During the procedure of recurrent pterygium:
- Identify the borders and extensions of the recurrent pterygium.
- Identify the muscles like the lateral rectus, medial rectus and the obliques and be sure to avoid trauma to them.
- If conjunctival autograft does not suffice, an allograft may be required.
- Attention to good control over bleeding is important.
- Avoid using stitches.
After surgery for recurrent pterygium:
- Close follow up is required.
- Treat emerging blood vessels aggressively.
- Taper anti-inflammatory drops slowly.
Please don’t worry if you have had a recurrence of pterygium. If you are out of the Los Angeles area you can FaceTime, Skype or Zoom with us to learn your options. If you send us your insurance card, our staff can let you know your insurance coverage.
Rajesh Khanna, MD has been performing pterygium treatment for nearly thirty years. Over the decades he has used various, prevalent techniques of pterygium surgery. Needless to say he has helped thousands of patients across the globe seeking relief. Today he has perfected the art of a cosmetic outcome with a very low chance of recurrence.
Learn more about Pterygium surgeon.
Pterygium and Lasik Eye Surgery
Pterygium, which is a callus growth on the eye, is a result of dry eye. Lasik can further increase the dryness of eyes. Hence, Lasik eye surgery may cause progression of pterygium. Depending on the decision of the surgeon, Lasik eye surgery should be avoided in the presence of pterygium.
There are several reasons why Lasik may be deemed unsafe if you have Pterygium:
- During the process of making the Lasik flap the head of the pterygium may get cut. This is a big problem for the patient because an irritated pterygium is worse for the eye.

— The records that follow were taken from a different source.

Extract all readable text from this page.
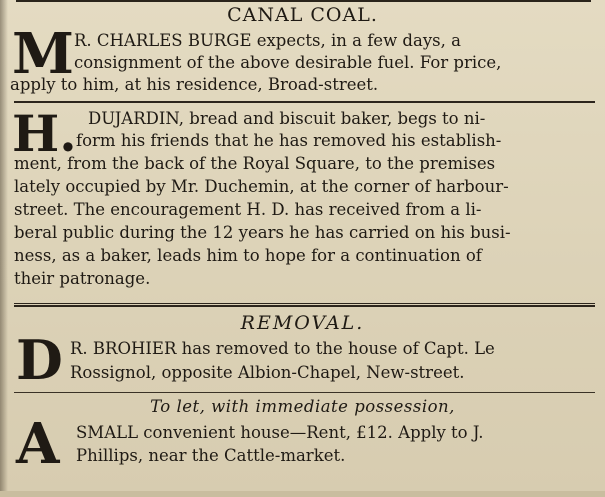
CANAL COAL.
M R. CHARLES BURGE expects, in a few days, a
consignment of the above desirable fuel. For price,
apply to him, at his residence, Broad-street.
H. DUJARDIN, bread and biscuit baker, begs to ni-
form his friends that he has removed his establish-
ment, from the back of the Royal Square, to the premises
lately occupied by Mr. Duchemin, at the corner of harbour-
street. The encouragement H. D. has received from a li-
beral public during the 12 years he has carried on his busi-
ness, as a baker, leads him to hope for a continuation of
their patronage.
REMOVAL.
D R. BROHIER has removed to the house of Capt. Le
Rossignol, opposite Albion-Chapel, New-street.
To let, with immediate possession,
A SMALL convenient house—Rent, £12. Apply to J.
Phillips, near the Cattle-market.
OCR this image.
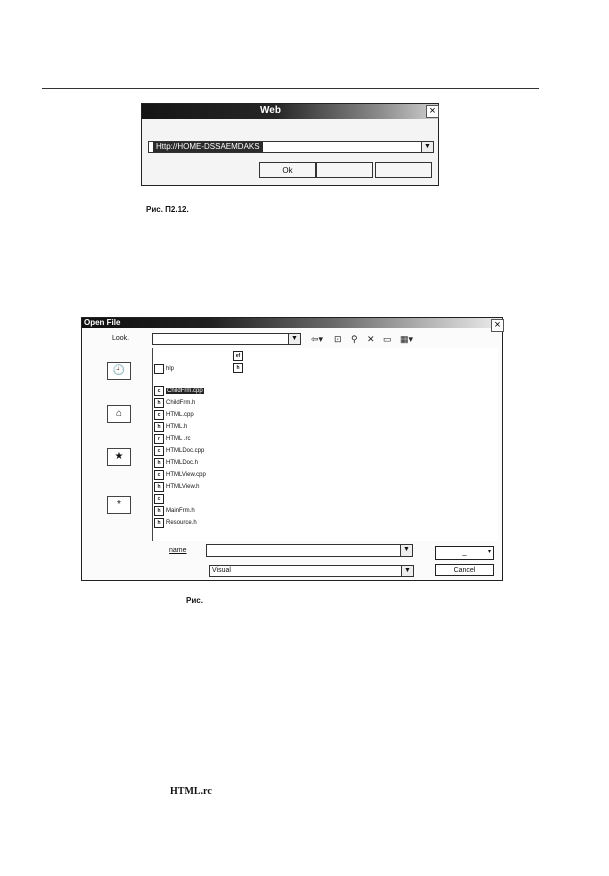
Web	×
Http://HOME-DSSAEMDAKS	▼
Ok
Рис. П2.12.
Open File	×
Look.	▼ ⇦▾ ⊡ ⚲ ✕ ▭ ▦▾
🕘
⌂
★
*
hlp
c	ChildFrm.cpp
h ChildFrm.h
c HTML.cpp
h HTML.h
r	HTML .rc
c HTMLDoc.cpp
h HTMLDoc.h
c HTMLView.cpp
h HTMLView.h
c
h MainFrm.h
h Resource.h
ef
h
name	▼
Visual	▼
_	▾
Cancel
Рис.
HTML.rc
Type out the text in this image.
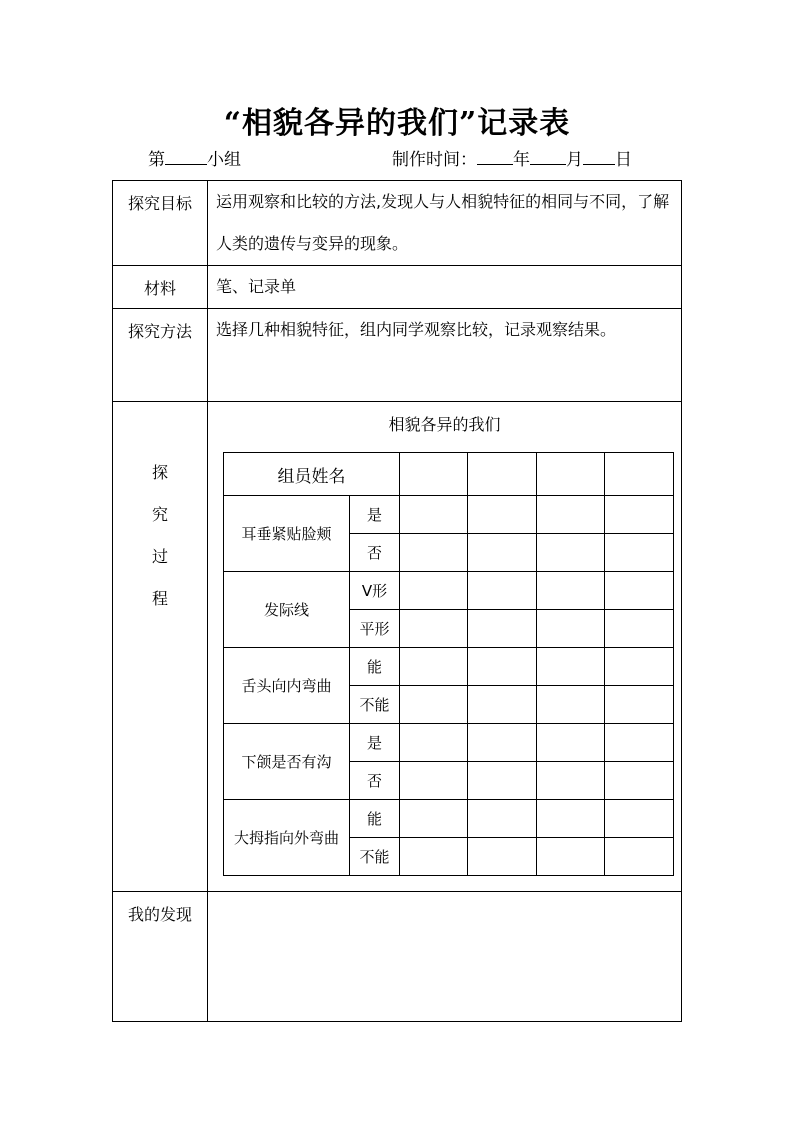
“相貌各异的我们”记录表
第 小组	制作时间： 年 月 日
探究目标	运用观察和比较的方法,发现人与人相貌特征的相同与不同，了解人类的遗传与变异的现象。
材料	笔、记录单
探究方法	选择几种相貌特征，组内同学观察比较，记录观察结果。

探
究
过
程

相貌各异的我们
组员姓名				
耳垂紧贴脸颊	是				
否				
发际线	V形				
平形				
舌头向内弯曲	能				
不能				
下颌是否有沟	是				
否				
大拇指向外弯曲	能				
不能				

我的发现	
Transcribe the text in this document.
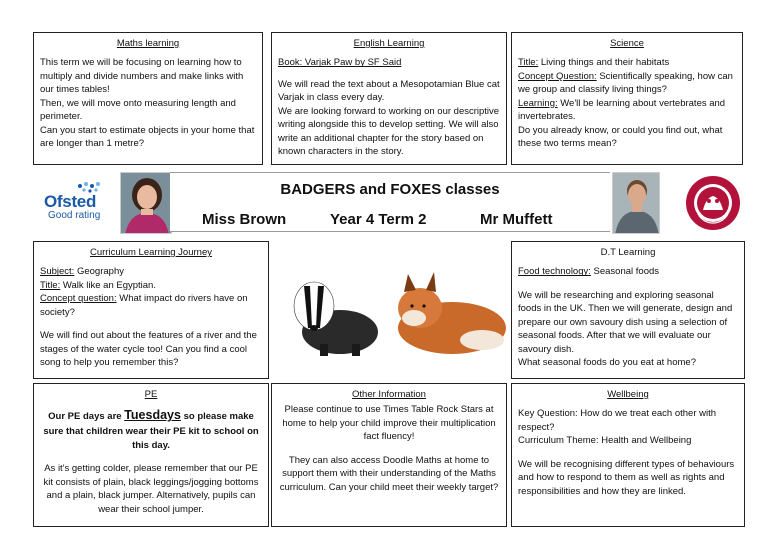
Maths learning

This term we will be focusing on learning how to multiply and divide numbers and make links with our times tables!

Then, we will move onto measuring length and perimeter.

Can you start to estimate objects in your home that are longer than 1 metre?

English Learning

Book: Varjak Paw by SF Said

We will read the text about a Mesopotamian Blue cat Varjak in class every day.

We are looking forward to working on our descriptive writing alongside this to develop setting. We will also write an additional chapter for the story based on known characters in the story.

Science

Title: Living things and their habitats

Concept Question: Scientifically speaking, how can we group and classify living things?

Learning: We'll be learning about vertebrates and invertebrates.

Do you already know, or could you find out, what these two terms mean?

Ofsted
Good rating
BADGERS and FOXES classes
Miss Brown	Year 4 Term 2	Mr Muffett
Curriculum Learning Journey

Subject: Geography

Title: Walk like an Egyptian.

Concept question: What impact do rivers have on society?

We will find out about the features of a river and the stages of the water cycle too! Can you find a cool song to help you remember this?

D.T Learning

Food technology: Seasonal foods

We will be researching and exploring seasonal foods in the UK. Then we will generate, design and prepare our own savoury dish using a selection of seasonal foods. After that we will evaluate our savoury dish.

What seasonal foods do you eat at home?

PE

Our PE days are Tuesdays so please make sure that children wear their PE kit to school on this day.

As it's getting colder, please remember that our PE kit consists of plain, black leggings/jogging bottoms and a plain, black jumper. Alternatively, pupils can wear their school jumper.

Other Information

Please continue to use Times Table Rock Stars at home to help your child improve their multiplication fact fluency!

They can also access Doodle Maths at home to support them with their understanding of the Maths curriculum. Can your child meet their weekly target?

Wellbeing

Key Question: How do we treat each other with respect?

Curriculum Theme: Health and Wellbeing

We will be recognising different types of behaviours and how to respond to them as well as rights and responsibilities and how they are linked.
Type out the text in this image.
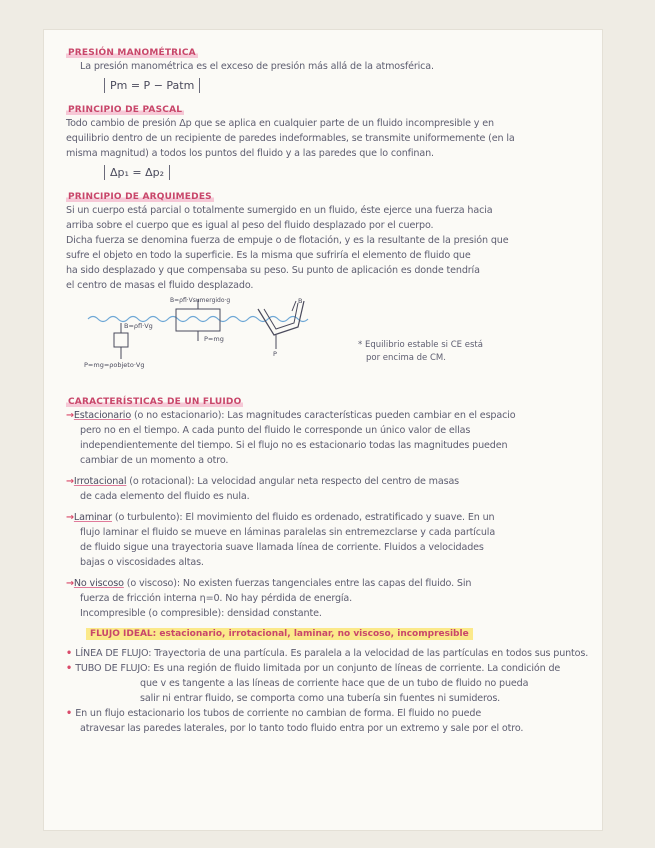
PRESIÓN MANOMÉTRICA
La presión manométrica es el exceso de presión más allá de la atmosférica.
Pm = P − Patm
PRINCIPIO DE PASCAL
Todo cambio de presión Δp que se aplica en cualquier parte de un fluido incompresible y en
equilibrio dentro de un recipiente de paredes indeformables, se transmite uniformemente (en la
misma magnitud) a todos los puntos del fluido y a las paredes que lo confinan.
Δp₁ = Δp₂
PRINCIPIO DE ARQUIMEDES
Si un cuerpo está parcial o totalmente sumergido en un fluido, éste ejerce una fuerza hacia
arriba sobre el cuerpo que es igual al peso del fluido desplazado por el cuerpo.
Dicha fuerza se denomina fuerza de empuje o de flotación, y es la resultante de la presión que
sufre el objeto en todo la superficie. Es la misma que sufriría el elemento de fluido que
ha sido desplazado y que compensaba su peso. Su punto de aplicación es donde tendría
el centro de masas el fluido desplazado.
B=ρfl·Vg
P=mg=ρobjeto·Vg
B=ρfl·Vsumergido·g
P=mg
B
P
* Equilibrio estable si CE está
por encima de CM.
CARACTERÍSTICAS DE UN FLUIDO
→Estacionario (o no estacionario): Las magnitudes características pueden cambiar en el espacio
pero no en el tiempo. A cada punto del fluido le corresponde un único valor de ellas
independientemente del tiempo. Si el flujo no es estacionario todas las magnitudes pueden
cambiar de un momento a otro.
→Irrotacional (o rotacional): La velocidad angular neta respecto del centro de masas
de cada elemento del fluido es nula.
→Laminar (o turbulento): El movimiento del fluido es ordenado, estratificado y suave. En un
flujo laminar el fluido se mueve en láminas paralelas sin entremezclarse y cada partícula
de fluido sigue una trayectoria suave llamada línea de corriente. Fluidos a velocidades
bajas o viscosidades altas.
→No viscoso (o viscoso): No existen fuerzas tangenciales entre las capas del fluido. Sin
fuerza de fricción interna η=0. No hay pérdida de energía.
Incompresible (o compresible): densidad constante.
FLUJO IDEAL: estacionario, irrotacional, laminar, no viscoso, incompresible
• LÍNEA DE FLUJO: Trayectoria de una partícula. Es paralela a la velocidad de las partículas en todos sus puntos.
• TUBO DE FLUJO: Es una región de fluido limitada por un conjunto de líneas de corriente. La condición de
que v es tangente a las líneas de corriente hace que de un tubo de fluido no pueda
salir ni entrar fluido, se comporta como una tubería sin fuentes ni sumideros.
• En un flujo estacionario los tubos de corriente no cambian de forma. El fluido no puede
atravesar las paredes laterales, por lo tanto todo fluido entra por un extremo y sale por el otro.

- The pterygium may grow into the interface causing visual problems. Since the potential space allows it an unimpeded progress, it may expand in all directions lifting the flap. This results in irregular astigmatism causing ghosting of images.
- The progressive pterygium may grow over the flap. Removing it may be very difficult, as it may lift the flap.
- The pterygium may grow over and under the flap and this will affect the nutrition of the flap, leading to the destruction of the edges of the flap.
So what are the options to see better in the presence of pterygium?
- Superlasik eye surgery is a great option for people suffering with pterygium.
- Another option is Visian ICL (Implantable Collamer Lenses) inserted away from the pterygium.
- The best option is Superlasik eye surgery combined with pterygium removal. Superlasik, as you may recall, uses a highly specialized automated instrument called epikeratome. This separates the top layer of the cornea along a natural cleavage plane. The same plane is required to separate the progressive pterygium.
Therefore combining the two procedures makes a lot of sense. It does require advanced instrumentation and higher skill, but this is likely the best option to tackle two problems at once. Also, since both procedures require similar medications it saves time and money for the eye drops and it will decrease the total number of visits to the lasik eye surgeon.